この世のものとは思えない大雨の夜に

 私は慌てて女の子のもとへ駆け寄った。


「そこで何してるの?」


 女の子は私の呼びかけに反応しなかったが、ずぶ濡れになっているのでとりあえず私の傘の中に入れてあげた。


「お姉ちゃん……」


 昼間に会ったことを覚えていたのか、私の方を見てそう呟いた。

 けど、その目には光がないように見えた。明らかに様子がおかしい。


「もう夜だから、おうちに帰ろう?」


 手を差し伸べ、家まで送ってあげようとしたけど、女の子は動こうとしない。


「お姉ちゃん……」

「今日変なもの食べちゃったのは大丈夫だった? お父さんとお母さんが心配するから行こう?」

「異物混入事件を解決して」

「えっ?」


 今この子は何て言ったの? 異物混入事件?


 雨の音がうるさかったけど、その言葉ははっきりと聞こえた。

 こんな小さな子供には似つかわしくない、異物混入事件という言葉が。


「それが、お姉ちゃんの失くした記憶と関係しているから」

「何を言って……」


 女の子はまるで何かに取り憑かれたかのようにそう言った。


 私が雨の街に来る前の記憶が、異物混入事件と関係している……?


 私は激しく混乱し、言葉を失ってしまった。


 この子はどうしてしまったのだろうか。

 こうなったのは昼間、異物を食べてしまったことが関係しているのだろうか。


 ……?


「じゃあ、わたしもう帰るね」


 女の子は素早く傘の下から抜け出し、路地の方へ駆け出した。

 呆然としていた私は反応するのが遅れてしまった。


「ちょっと!」


 急いで追いかけると、女の子が十字路で右に曲がるところが見えた。


 私も同じ方向に曲がったが、曲がった先に女の子はいなかった。

 周囲を見回しても、どこにも見当たらない。早くも見失ってしまった。


 それから私はしばらく女の子を捜したけど、見つけることはできなかった。

 やがて、いつもより激しい雨に気力と体力を奪われ、今日会うのは諦めることにした。私の服もびしょびしょに濡れてしまっている。
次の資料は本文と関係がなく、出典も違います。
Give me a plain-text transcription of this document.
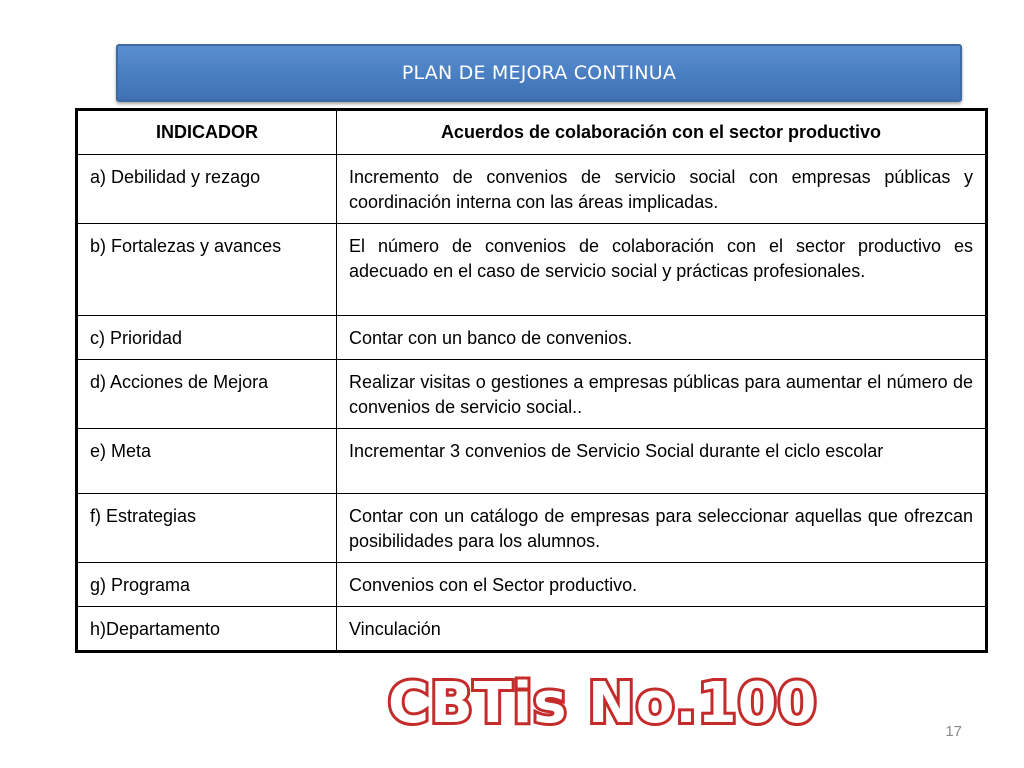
PLAN DE MEJORA CONTINUA
INDICADOR	Acuerdos de colaboración con el sector productivo
a) Debilidad y rezago	Incremento de convenios de servicio social con empresas públicas y coordinación interna con las áreas implicadas.
b) Fortalezas y avances	El número de convenios de colaboración con el sector productivo es adecuado en el caso de servicio social y prácticas profesionales.
c) Prioridad	Contar con un banco de convenios.
d) Acciones de Mejora	Realizar visitas o gestiones a empresas públicas para aumentar el número de convenios de servicio social..
e) Meta	Incrementar 3 convenios de Servicio Social durante el ciclo escolar
f) Estrategias	Contar con un catálogo de empresas para seleccionar aquellas que ofrezcan posibilidades para los alumnos.
g) Programa	Convenios con el Sector productivo.
h)Departamento	Vinculación
CBTis No.100	17
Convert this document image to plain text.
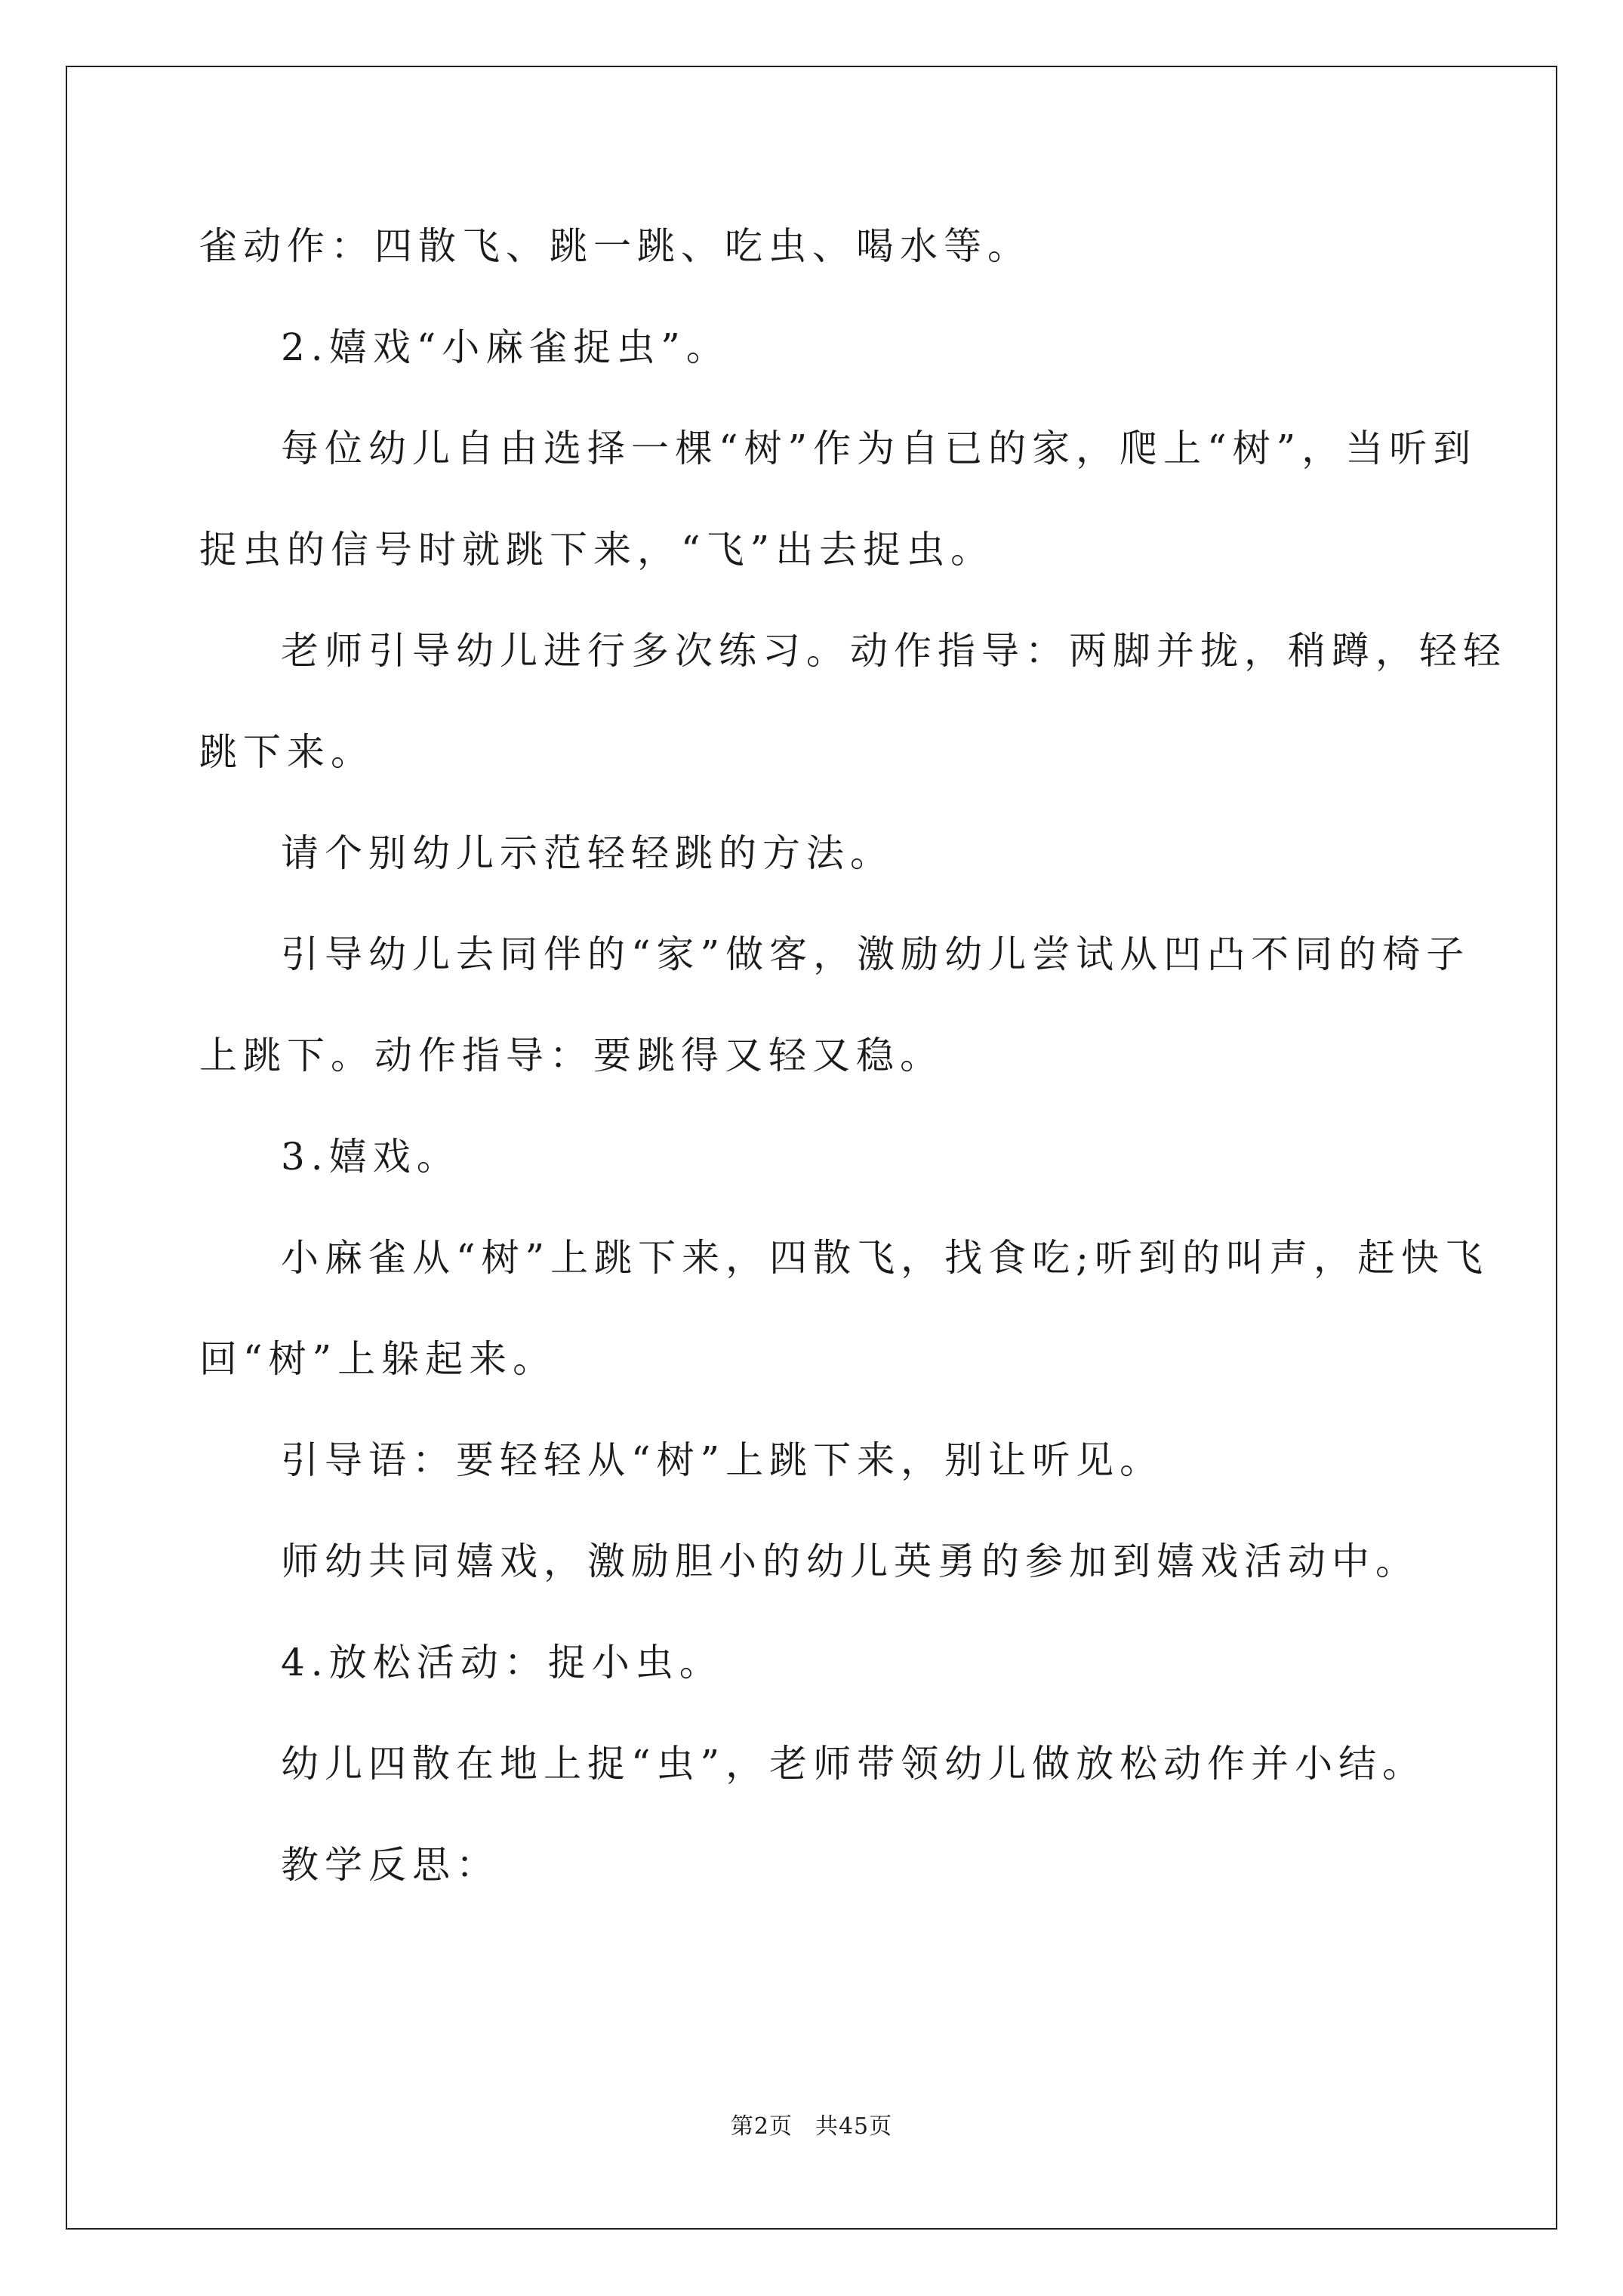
雀动作：四散飞、跳一跳、吃虫、喝水等。
2.嬉戏“小麻雀捉虫”。
每位幼儿自由选择一棵“树”作为自已的家，爬上“树”，当听到
捉虫的信号时就跳下来，“飞”出去捉虫。
老师引导幼儿进行多次练习。动作指导：两脚并拢，稍蹲，轻轻
跳下来。
请个别幼儿示范轻轻跳的方法。
引导幼儿去同伴的“家”做客，激励幼儿尝试从凹凸不同的椅子
上跳下。动作指导：要跳得又轻又稳。
3.嬉戏。
小麻雀从“树”上跳下来，四散飞，找食吃;听到的叫声，赶快飞
回“树”上躲起来。
引导语：要轻轻从“树”上跳下来，别让听见。
师幼共同嬉戏，激励胆小的幼儿英勇的参加到嬉戏活动中。
4.放松活动：捉小虫。
幼儿四散在地上捉“虫”，老师带领幼儿做放松动作并小结。
教学反思：
第2页 共45页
 女の子が「もう帰るね」と言っていたのを信じるしかないだろう。

 私の方も、もしかしたらおじさんが心配しているかもしれない。

 早く帰らなきゃ。



 玄関の扉を開けると、家の中は相変わらず暗かった。やはり、おじさんは眠ったままだ。私はなぜか、おじさんに無視されたような気分になってしまい、すぐに自室へ戻って濡れた服を着替えた。


 あの女の子は一体何だったんだ?


 突然の出来事にひどく困惑していたけど、今日はもう考えるのは止めることにした。なんだか頭がとても重たい。

 私は彼女の幻影から逃げるようにして眠りに落ちた。街にはこの世のものとは思えない大雨が、醒めない悪夢のように降りつづけていた。



 翌朝目が覚めると、騒々しい雨の音はやんでいた。ベッドから起き上がり窓の外を覗くと、そこにはいつもの雨が静かに街を濡らしていた。


 私は一階に下りて顔を洗い、おじさんの作った朝ご飯を口にした。


 今日の朝ご飯はカエルのトースト。雨の街の定番メニューだ。私はトーストをはむはむとかじりながら、おじさんに聞いた。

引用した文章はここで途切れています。